Démocratie ou médiocratie, nous avons le choix !
La progression de la délinquance des mineurs suscite des discours politiques partisans et contradictoires. Ils témoignent de la déliquescence de notre fonctionnement démocratique, dont Pierre Rosanvalon parle dans son dernier livre, « La contre-démocratie ». Entre des médiocrates, manipulateurs d’opinion, et des démocrates, organisateurs du vécu commun, nous allons devoir choisir en 2007...
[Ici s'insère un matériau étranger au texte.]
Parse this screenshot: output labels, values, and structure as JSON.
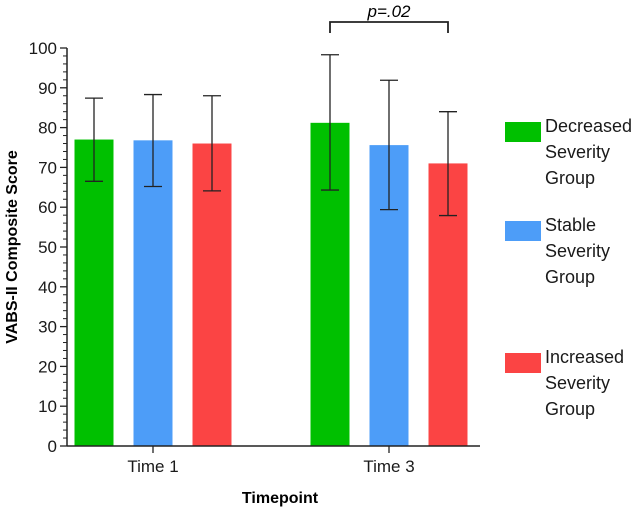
{
  "chart_data": {
    "type": "bar",
    "xlabel": "Timepoint",
    "ylabel": "VABS-II Composite Score",
    "ylim": [
      0,
      100
    ],
    "yticks": [
      0,
      10,
      20,
      30,
      40,
      50,
      60,
      70,
      80,
      90,
      100
    ],
    "categories": [
      "Time 1",
      "Time 3"
    ],
    "series": [
      {
        "name": "Decreased Severity Group",
        "legend_lines": [
          "Decreased",
          "Severity",
          "Group"
        ],
        "color": "#00c000",
        "values": [
          77,
          81.2
        ],
        "error_low": [
          66.5,
          64.3
        ],
        "error_high": [
          87.4,
          98.3
        ]
      },
      {
        "name": "Stable Severity Group",
        "legend_lines": [
          "Stable",
          "Severity",
          "Group"
        ],
        "color": "#4d9df8",
        "values": [
          76.8,
          75.6
        ],
        "error_low": [
          65.2,
          59.4
        ],
        "error_high": [
          88.3,
          91.9
        ]
      },
      {
        "name": "Increased Severity Group",
        "legend_lines": [
          "Increased",
          "Severity",
          "Group"
        ],
        "color": "#fb4444",
        "values": [
          76,
          71
        ],
        "error_low": [
          64.1,
          57.9
        ],
        "error_high": [
          88,
          84
        ]
      }
    ],
    "annotation": {
      "text": "p=.02",
      "category": "Time 3",
      "from_series": 0,
      "to_series": 2
    },
    "grid": false,
    "legend_position": "right"
  }
}
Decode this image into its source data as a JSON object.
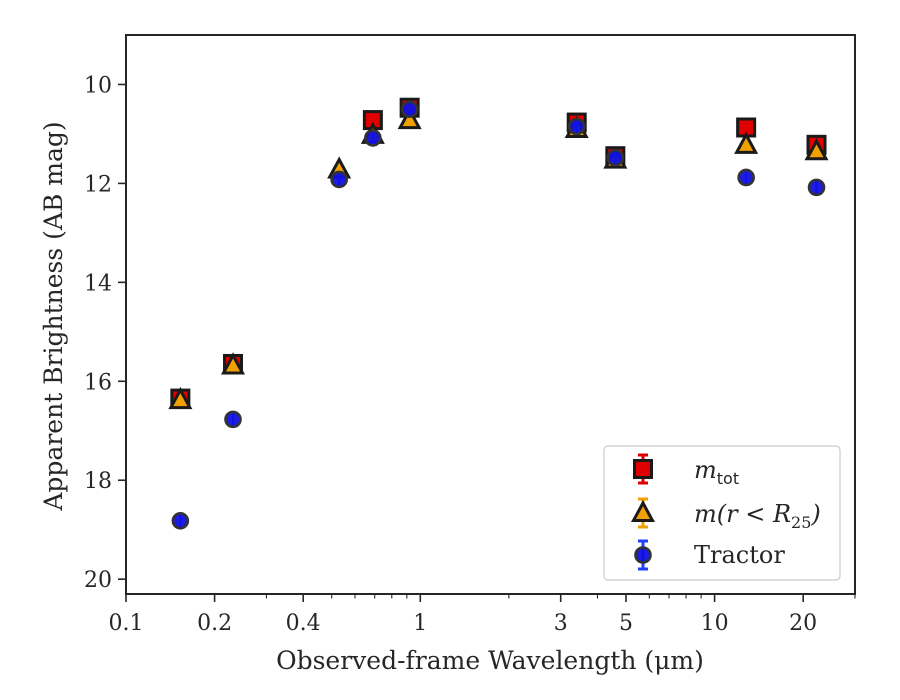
{
  "chart_data": {
    "type": "scatter",
    "xlabel": "Observed-frame Wavelength (μm)",
    "ylabel": "Apparent Brightness (AB mag)",
    "x_scale": "log",
    "xlim": [
      0.1,
      30
    ],
    "ylim": [
      20.3,
      9.0
    ],
    "y_inverted": true,
    "x_ticks": [
      0.1,
      0.2,
      0.4,
      1,
      3,
      5,
      10,
      20
    ],
    "x_tick_labels": [
      "0.1",
      "0.2",
      "0.4",
      "1",
      "3",
      "5",
      "10",
      "20"
    ],
    "y_ticks": [
      10,
      12,
      14,
      16,
      18,
      20
    ],
    "y_tick_labels": [
      "10",
      "12",
      "14",
      "16",
      "18",
      "20"
    ],
    "grid": false,
    "legend_position": "lower right",
    "series": [
      {
        "name": "m_tot",
        "legend_main": "m",
        "legend_sub": "tot",
        "marker": "square",
        "color": "#e00000",
        "errorbar_color": "#e00000",
        "x": [
          0.153,
          0.231,
          0.69,
          0.92,
          3.4,
          4.6,
          12.8,
          22.2
        ],
        "y": [
          16.35,
          15.65,
          10.72,
          10.47,
          10.77,
          11.45,
          10.87,
          11.22
        ]
      },
      {
        "name": "m(r < R_25)",
        "legend_main": "m(r < R",
        "legend_sub": "25",
        "legend_tail": ")",
        "marker": "triangle",
        "color": "#f0a000",
        "errorbar_color": "#f0a000",
        "x": [
          0.153,
          0.231,
          0.53,
          0.69,
          0.92,
          3.4,
          4.6,
          12.8,
          22.2
        ],
        "y": [
          16.38,
          15.68,
          11.72,
          11.02,
          10.72,
          10.9,
          11.52,
          11.22,
          11.35
        ]
      },
      {
        "name": "Tractor",
        "marker": "circle",
        "color": "#1010e0",
        "errorbar_color": "#2040ff",
        "x": [
          0.153,
          0.231,
          0.53,
          0.69,
          0.92,
          3.4,
          4.6,
          12.8,
          22.2
        ],
        "y": [
          18.82,
          16.77,
          11.92,
          11.08,
          10.5,
          10.85,
          11.48,
          11.88,
          12.08
        ]
      }
    ]
  }
}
Nous sommes encore nombreux à croire aux déclarations rassurantes des responsables politiques à propos de la maîtrise de la délinquance. Pourtant, les vols avec violences ont augmenté de 120 % entre 1990 et 2005, dont plus 5 % entre 2004 et 2005, pour atteindre 118 000 actes par an. L’accroissement de la délinquance des mineurs est aussi significatif (+ 12 % entre 2000 et 2005). Cette dernière année, la police a enquêté sur 194 000 jeunes, ce qui est relativement peu par rapport aux 8 millions de 13/25 ans. (1)
A l’époque du développement du progrès scientifique et technologique, du bien-être consumériste et des profits records des entreprises du CAC 40, quelque chose ne tourne donc pas rond ! Pourquoi tant d’incivilités, de vandalisme, d’émeutes ou d’actes délictueux, alors que le travail et le respect d’un minimum de règles communes permettent de profiter de bienfaits de ce monde ? Pourquoi tant de jeunes, de milieux essentiellement défavorisés, sont-ils en rupture de liens sociaux usuellement admis ?
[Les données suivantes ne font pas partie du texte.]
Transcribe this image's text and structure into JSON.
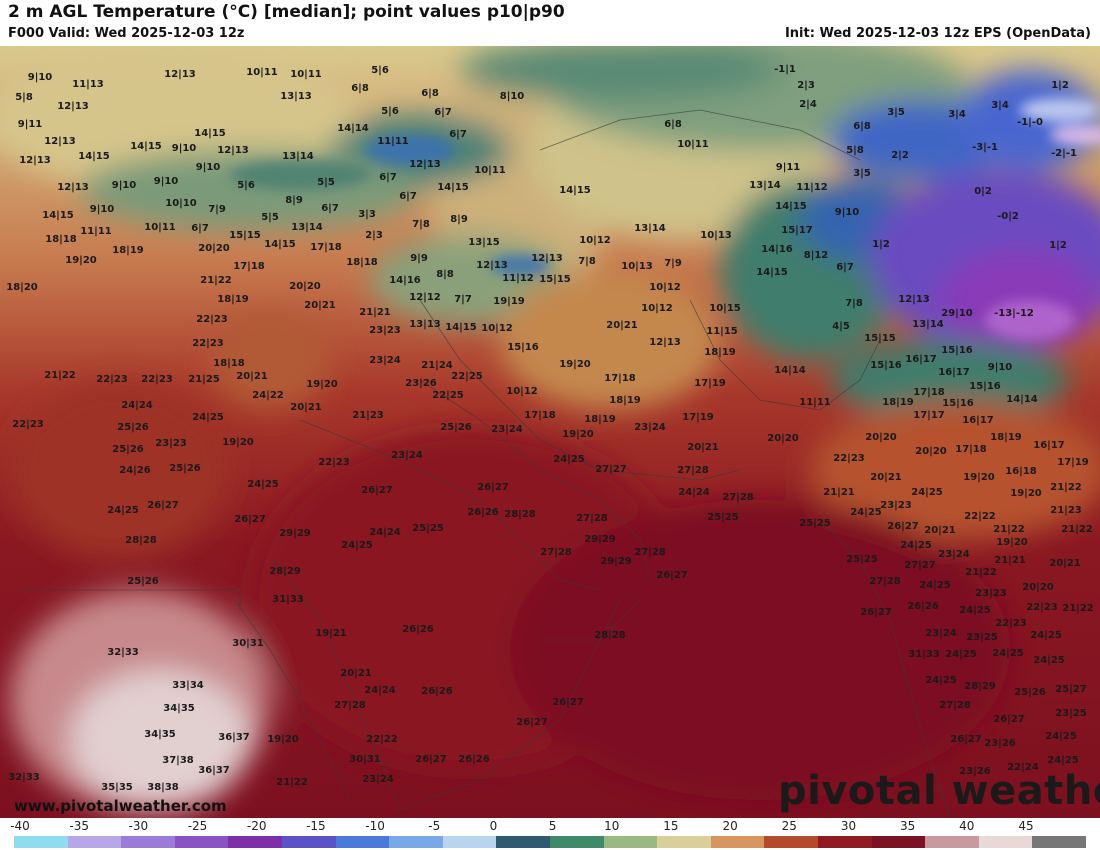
{
  "header": {
    "title": "2 m AGL Temperature (°C) [median]; point values p10|p90",
    "valid": "F000 Valid: Wed 2025-12-03 12z",
    "init": "Init: Wed 2025-12-03 12z EPS (OpenData)"
  },
  "footer": {
    "website": "www.pivotalweather.com",
    "brand": "pivotal weather"
  },
  "colorbar": {
    "ticks": [
      "-40",
      "-35",
      "-30",
      "-25",
      "-20",
      "-15",
      "-10",
      "-5",
      "0",
      "5",
      "10",
      "15",
      "20",
      "25",
      "30",
      "35",
      "40",
      "45"
    ],
    "colors": [
      "#8fdcf0",
      "#b7a6e8",
      "#9a7bd8",
      "#8a52c4",
      "#7e2fa8",
      "#5b52c8",
      "#4a7ad9",
      "#79a8e8",
      "#b8d4ef",
      "#2e5b70",
      "#3d8a6a",
      "#9bb782",
      "#d9cf9a",
      "#d79560",
      "#b5492b",
      "#8f1a22",
      "#7a1124",
      "#c89aa0",
      "#e8d8d8",
      "#777777"
    ]
  },
  "map": {
    "colors": {
      "cold": "#4a68c8",
      "cool": "#3f7d6c",
      "mild": "#d8cb8e",
      "warm": "#b8432d",
      "hot": "#82121f"
    },
    "points": [
      [
        "9|10",
        40,
        80
      ],
      [
        "11|13",
        88,
        87
      ],
      [
        "12|13",
        180,
        77
      ],
      [
        "10|11",
        262,
        75
      ],
      [
        "10|11",
        306,
        77
      ],
      [
        "5|6",
        380,
        73
      ],
      [
        "-1|1",
        785,
        72
      ],
      [
        "1|2",
        1060,
        88
      ],
      [
        "5|8",
        24,
        100
      ],
      [
        "12|13",
        73,
        109
      ],
      [
        "13|13",
        296,
        99
      ],
      [
        "6|8",
        360,
        91
      ],
      [
        "6|8",
        430,
        96
      ],
      [
        "8|10",
        512,
        99
      ],
      [
        "2|3",
        806,
        88
      ],
      [
        "9|11",
        30,
        127
      ],
      [
        "2|4",
        808,
        107
      ],
      [
        "3|5",
        896,
        115
      ],
      [
        "3|4",
        957,
        117
      ],
      [
        "3|4",
        1000,
        108
      ],
      [
        "-1|-0",
        1030,
        125
      ],
      [
        "14|15",
        210,
        136
      ],
      [
        "14|14",
        353,
        131
      ],
      [
        "5|6",
        390,
        114
      ],
      [
        "6|7",
        443,
        115
      ],
      [
        "6|8",
        673,
        127
      ],
      [
        "6|8",
        862,
        129
      ],
      [
        "2|2",
        900,
        158
      ],
      [
        "12|13",
        60,
        144
      ],
      [
        "14|15",
        146,
        149
      ],
      [
        "9|10",
        184,
        151
      ],
      [
        "12|13",
        233,
        153
      ],
      [
        "11|11",
        393,
        144
      ],
      [
        "6|7",
        458,
        137
      ],
      [
        "10|11",
        693,
        147
      ],
      [
        "5|8",
        855,
        153
      ],
      [
        "-3|-1",
        985,
        150
      ],
      [
        "-2|-1",
        1064,
        156
      ],
      [
        "12|13",
        35,
        163
      ],
      [
        "14|15",
        94,
        159
      ],
      [
        "13|14",
        298,
        159
      ],
      [
        "12|13",
        425,
        167
      ],
      [
        "10|11",
        490,
        173
      ],
      [
        "9|11",
        788,
        170
      ],
      [
        "3|5",
        862,
        176
      ],
      [
        "12|13",
        73,
        190
      ],
      [
        "9|10",
        124,
        188
      ],
      [
        "9|10",
        166,
        184
      ],
      [
        "9|10",
        208,
        170
      ],
      [
        "5|6",
        246,
        188
      ],
      [
        "5|5",
        326,
        185
      ],
      [
        "6|7",
        388,
        180
      ],
      [
        "14|15",
        453,
        190
      ],
      [
        "14|15",
        575,
        193
      ],
      [
        "13|14",
        765,
        188
      ],
      [
        "11|12",
        812,
        190
      ],
      [
        "0|2",
        983,
        194
      ],
      [
        "14|15",
        58,
        218
      ],
      [
        "9|10",
        102,
        212
      ],
      [
        "10|10",
        181,
        206
      ],
      [
        "7|9",
        217,
        212
      ],
      [
        "8|9",
        294,
        203
      ],
      [
        "6|7",
        330,
        211
      ],
      [
        "3|3",
        367,
        217
      ],
      [
        "6|7",
        408,
        199
      ],
      [
        "14|15",
        791,
        209
      ],
      [
        "9|10",
        847,
        215
      ],
      [
        "-0|2",
        1008,
        219
      ],
      [
        "11|11",
        96,
        234
      ],
      [
        "10|11",
        160,
        230
      ],
      [
        "6|7",
        200,
        231
      ],
      [
        "5|5",
        270,
        220
      ],
      [
        "13|14",
        307,
        230
      ],
      [
        "7|8",
        421,
        227
      ],
      [
        "8|9",
        459,
        222
      ],
      [
        "13|14",
        650,
        231
      ],
      [
        "15|17",
        797,
        233
      ],
      [
        "18|18",
        61,
        242
      ],
      [
        "15|15",
        245,
        238
      ],
      [
        "14|15",
        280,
        247
      ],
      [
        "17|18",
        326,
        250
      ],
      [
        "2|3",
        374,
        238
      ],
      [
        "13|15",
        484,
        245
      ],
      [
        "10|12",
        595,
        243
      ],
      [
        "10|13",
        716,
        238
      ],
      [
        "14|16",
        777,
        252
      ],
      [
        "1|2",
        881,
        247
      ],
      [
        "1|2",
        1058,
        248
      ],
      [
        "19|20",
        81,
        263
      ],
      [
        "18|19",
        128,
        253
      ],
      [
        "20|20",
        214,
        251
      ],
      [
        "17|18",
        249,
        269
      ],
      [
        "18|18",
        362,
        265
      ],
      [
        "9|9",
        419,
        261
      ],
      [
        "12|13",
        492,
        268
      ],
      [
        "12|13",
        547,
        261
      ],
      [
        "7|8",
        587,
        264
      ],
      [
        "10|13",
        637,
        269
      ],
      [
        "7|9",
        673,
        266
      ],
      [
        "8|12",
        816,
        258
      ],
      [
        "6|7",
        845,
        270
      ],
      [
        "18|20",
        22,
        290
      ],
      [
        "21|22",
        216,
        283
      ],
      [
        "14|16",
        405,
        283
      ],
      [
        "8|8",
        445,
        277
      ],
      [
        "11|12",
        518,
        281
      ],
      [
        "15|15",
        555,
        282
      ],
      [
        "20|20",
        305,
        289
      ],
      [
        "10|12",
        665,
        290
      ],
      [
        "14|15",
        772,
        275
      ],
      [
        "18|19",
        233,
        302
      ],
      [
        "12|12",
        425,
        300
      ],
      [
        "7|7",
        463,
        302
      ],
      [
        "19|19",
        509,
        304
      ],
      [
        "20|21",
        320,
        308
      ],
      [
        "10|15",
        725,
        311
      ],
      [
        "10|12",
        657,
        311
      ],
      [
        "7|8",
        854,
        306
      ],
      [
        "12|13",
        914,
        302
      ],
      [
        "29|10",
        957,
        316
      ],
      [
        "-13|-12",
        1014,
        316
      ],
      [
        "22|23",
        212,
        322
      ],
      [
        "21|21",
        375,
        315
      ],
      [
        "13|13",
        425,
        327
      ],
      [
        "14|15",
        461,
        330
      ],
      [
        "10|12",
        497,
        331
      ],
      [
        "20|21",
        622,
        328
      ],
      [
        "11|15",
        722,
        334
      ],
      [
        "4|5",
        841,
        329
      ],
      [
        "13|14",
        928,
        327
      ],
      [
        "22|23",
        208,
        346
      ],
      [
        "23|23",
        385,
        333
      ],
      [
        "12|13",
        665,
        345
      ],
      [
        "15|15",
        880,
        341
      ],
      [
        "15|16",
        957,
        353
      ],
      [
        "18|18",
        229,
        366
      ],
      [
        "23|24",
        385,
        363
      ],
      [
        "21|24",
        437,
        368
      ],
      [
        "15|16",
        523,
        350
      ],
      [
        "19|20",
        575,
        367
      ],
      [
        "18|19",
        720,
        355
      ],
      [
        "16|17",
        921,
        362
      ],
      [
        "15|16",
        886,
        368
      ],
      [
        "16|17",
        954,
        375
      ],
      [
        "9|10",
        1000,
        370
      ],
      [
        "21|22",
        60,
        378
      ],
      [
        "22|23",
        112,
        382
      ],
      [
        "22|23",
        157,
        382
      ],
      [
        "21|25",
        204,
        382
      ],
      [
        "20|21",
        252,
        379
      ],
      [
        "19|20",
        322,
        387
      ],
      [
        "23|26",
        421,
        386
      ],
      [
        "22|25",
        467,
        379
      ],
      [
        "17|18",
        620,
        381
      ],
      [
        "17|19",
        710,
        386
      ],
      [
        "14|14",
        790,
        373
      ],
      [
        "15|16",
        985,
        389
      ],
      [
        "24|24",
        137,
        408
      ],
      [
        "24|22",
        268,
        398
      ],
      [
        "22|25",
        448,
        398
      ],
      [
        "10|12",
        522,
        394
      ],
      [
        "18|19",
        625,
        403
      ],
      [
        "17|18",
        929,
        395
      ],
      [
        "18|19",
        898,
        405
      ],
      [
        "15|16",
        958,
        406
      ],
      [
        "14|14",
        1022,
        402
      ],
      [
        "11|11",
        815,
        405
      ],
      [
        "20|21",
        306,
        410
      ],
      [
        "21|23",
        368,
        418
      ],
      [
        "17|18",
        540,
        418
      ],
      [
        "18|19",
        600,
        422
      ],
      [
        "17|19",
        698,
        420
      ],
      [
        "17|17",
        929,
        418
      ],
      [
        "16|17",
        978,
        423
      ],
      [
        "22|23",
        28,
        427
      ],
      [
        "25|26",
        133,
        430
      ],
      [
        "24|25",
        208,
        420
      ],
      [
        "25|26",
        456,
        430
      ],
      [
        "23|24",
        507,
        432
      ],
      [
        "19|20",
        578,
        437
      ],
      [
        "23|24",
        650,
        430
      ],
      [
        "20|20",
        783,
        441
      ],
      [
        "20|20",
        881,
        440
      ],
      [
        "18|19",
        1006,
        440
      ],
      [
        "25|26",
        128,
        452
      ],
      [
        "23|23",
        171,
        446
      ],
      [
        "19|20",
        238,
        445
      ],
      [
        "20|21",
        703,
        450
      ],
      [
        "20|20",
        931,
        454
      ],
      [
        "17|18",
        971,
        452
      ],
      [
        "16|17",
        1049,
        448
      ],
      [
        "22|23",
        334,
        465
      ],
      [
        "23|24",
        407,
        458
      ],
      [
        "24|25",
        569,
        462
      ],
      [
        "27|27",
        611,
        472
      ],
      [
        "27|28",
        693,
        473
      ],
      [
        "22|23",
        849,
        461
      ],
      [
        "20|21",
        886,
        480
      ],
      [
        "19|20",
        979,
        480
      ],
      [
        "16|18",
        1021,
        474
      ],
      [
        "17|19",
        1073,
        465
      ],
      [
        "24|26",
        135,
        473
      ],
      [
        "25|26",
        185,
        471
      ],
      [
        "24|25",
        263,
        487
      ],
      [
        "26|27",
        377,
        493
      ],
      [
        "26|27",
        493,
        490
      ],
      [
        "24|24",
        694,
        495
      ],
      [
        "27|28",
        738,
        500
      ],
      [
        "21|21",
        839,
        495
      ],
      [
        "24|25",
        927,
        495
      ],
      [
        "19|20",
        1026,
        496
      ],
      [
        "21|22",
        1066,
        490
      ],
      [
        "24|25",
        123,
        513
      ],
      [
        "26|27",
        163,
        508
      ],
      [
        "26|26",
        483,
        515
      ],
      [
        "28|28",
        520,
        517
      ],
      [
        "27|28",
        592,
        521
      ],
      [
        "25|25",
        723,
        520
      ],
      [
        "25|25",
        815,
        526
      ],
      [
        "24|25",
        866,
        515
      ],
      [
        "23|23",
        896,
        508
      ],
      [
        "22|22",
        980,
        519
      ],
      [
        "21|23",
        1066,
        513
      ],
      [
        "26|27",
        250,
        522
      ],
      [
        "29|29",
        295,
        536
      ],
      [
        "24|24",
        385,
        535
      ],
      [
        "25|25",
        428,
        531
      ],
      [
        "26|27",
        903,
        529
      ],
      [
        "20|21",
        940,
        533
      ],
      [
        "21|22",
        1009,
        532
      ],
      [
        "21|22",
        1077,
        532
      ],
      [
        "28|28",
        141,
        543
      ],
      [
        "24|25",
        357,
        548
      ],
      [
        "29|29",
        600,
        542
      ],
      [
        "27|28",
        556,
        555
      ],
      [
        "27|28",
        650,
        555
      ],
      [
        "24|25",
        916,
        548
      ],
      [
        "23|24",
        954,
        557
      ],
      [
        "19|20",
        1012,
        545
      ],
      [
        "28|29",
        285,
        574
      ],
      [
        "29|29",
        616,
        564
      ],
      [
        "26|27",
        672,
        578
      ],
      [
        "25|25",
        862,
        562
      ],
      [
        "27|27",
        920,
        568
      ],
      [
        "21|22",
        981,
        575
      ],
      [
        "21|21",
        1010,
        563
      ],
      [
        "20|21",
        1065,
        566
      ],
      [
        "25|26",
        143,
        584
      ],
      [
        "27|28",
        885,
        584
      ],
      [
        "24|25",
        935,
        588
      ],
      [
        "23|23",
        991,
        596
      ],
      [
        "20|20",
        1038,
        590
      ],
      [
        "31|33",
        288,
        602
      ],
      [
        "26|27",
        876,
        615
      ],
      [
        "26|26",
        923,
        609
      ],
      [
        "24|25",
        975,
        613
      ],
      [
        "22|23",
        1042,
        610
      ],
      [
        "21|22",
        1078,
        611
      ],
      [
        "22|23",
        1011,
        626
      ],
      [
        "28|28",
        610,
        638
      ],
      [
        "26|26",
        418,
        632
      ],
      [
        "19|21",
        331,
        636
      ],
      [
        "23|24",
        941,
        636
      ],
      [
        "23|25",
        982,
        640
      ],
      [
        "24|25",
        1046,
        638
      ],
      [
        "30|31",
        248,
        646
      ],
      [
        "32|33",
        123,
        655
      ],
      [
        "31|33",
        924,
        657
      ],
      [
        "24|25",
        961,
        657
      ],
      [
        "24|25",
        1008,
        656
      ],
      [
        "24|25",
        1049,
        663
      ],
      [
        "20|21",
        356,
        676
      ],
      [
        "24|25",
        941,
        683
      ],
      [
        "28|29",
        980,
        689
      ],
      [
        "25|26",
        1030,
        695
      ],
      [
        "25|27",
        1071,
        692
      ],
      [
        "33|34",
        188,
        688
      ],
      [
        "24|24",
        380,
        693
      ],
      [
        "26|26",
        437,
        694
      ],
      [
        "27|28",
        350,
        708
      ],
      [
        "26|27",
        568,
        705
      ],
      [
        "27|28",
        955,
        708
      ],
      [
        "23|25",
        1071,
        716
      ],
      [
        "34|35",
        179,
        711
      ],
      [
        "26|27",
        532,
        725
      ],
      [
        "26|27",
        1009,
        722
      ],
      [
        "34|35",
        160,
        737
      ],
      [
        "36|37",
        234,
        740
      ],
      [
        "19|20",
        283,
        742
      ],
      [
        "22|22",
        382,
        742
      ],
      [
        "26|27",
        966,
        742
      ],
      [
        "23|26",
        1000,
        746
      ],
      [
        "24|25",
        1061,
        739
      ],
      [
        "37|38",
        178,
        763
      ],
      [
        "36|37",
        214,
        773
      ],
      [
        "30|31",
        365,
        762
      ],
      [
        "26|27",
        431,
        762
      ],
      [
        "26|26",
        474,
        762
      ],
      [
        "23|26",
        975,
        774
      ],
      [
        "22|24",
        1023,
        770
      ],
      [
        "24|25",
        1063,
        763
      ],
      [
        "23|24",
        378,
        782
      ],
      [
        "21|22",
        292,
        785
      ],
      [
        "32|33",
        24,
        780
      ],
      [
        "35|35",
        117,
        790
      ],
      [
        "38|38",
        163,
        790
      ]
    ]
  }
}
Des réponses nous sont proposées par diverses personnalités responsables des territoires perturbés : la faute de magistrats débordés ou laxistes, le manque de moyens de la justice et de la police qui n’a élucidé que 11 % de la délinquance de la voie publique en 2005, les familles qui baisseraient les bras face à leurs enfants trublions, les professeurs qui négligeraient leur mission. Bref, que et qui devons-nous croire ? Chacun se rejette la responsabilité de situations qui, de près ou de loin, nous concernent pourtant tous. En effet, d’une part nous pourrions un jour ou l’autre être agressé, d’autre part nous payons des impôts qui servent à prévenir ou à lutter contre cette délinquance.
Mon voisin, sûr de son jugement, n’a pas hésité à reprendre ces allégations en souhaitant l’élection d’un homme aux convictions affirmées et à la poigne vigoureuse. Devant tant d’assurance, je lui demandais ce qui lui permettait d’affirmer que la délinquance en Seine-Saint-Denis découlait des carences de la justice. Il se contenta de me citer le journal télévisé. Et il acquiesça à l’idée que, pour en discuter sereinement, il aurait fallu comparer le bilan officiel du fonctionnement du Tribunal de Bobigny à celui de tribunaux similaires.
Je lui parlais ensuite d’un journaliste de France-Inter qui estimait dernièrement que certains politiciens, aux intentions à peine voilées, cherchaient à séduire l’opinion publique en attaquant les institutions. En d’autres temps, avec une stratégie à peine différente, certains candidats électoraux n’avaient-ils pas atteint leur objectif en manipulant sciemment l’opinion avec un sentiment confus d’insécurité ? Mon voisin consentit que la déstabilisation politicienne des institutions, déjà mises à mal par l’évolution socio-économique nationale et internationale, était une erreur. La défiance grandissante, le repli individualiste ou communautaire et la confusion dans les perspectives d’avenir n’en seraient que renforcés, au détriment d’un courage collectif face à des réformes reconnues nécessaires par une large majorité.
Alors, devons-nous continuer de croire aux discours politiques dominants quand ceux-ci critiquent et condamnent sans explication sensée ? La démagogie ne fait pas honneur à l’idée d’une démocratie responsable. Avec Pierre Rosanvalon, du Collège de France (2), dénonçons ce glissement nuisible d’une démocratie de projet vers une démocratie d’opinion. Cette médiocratie populiste ne nous permettra pas de relever les défis présents et futurs, car elle conforte des idées simplistes et divise, là où nous devrions nous serrer les coudes. Des médiocrates manipulateurs d’opinion ou des démocrates organisateurs de nos droits et nos devoirs, qui souhaitons-nous vraiment élire pour nous coordonner et nous représenter à partir de 2007 ?
(1) Entretien avec Didier Peyrat, magistrat, dans Le Monde du 10/11 septembre 2006
(2) Entretien avec Pierre Rosanvalon, Les Matins de France Culture le 25 septembre 2006, auteur du livre La contre-démocratie ( Seuil).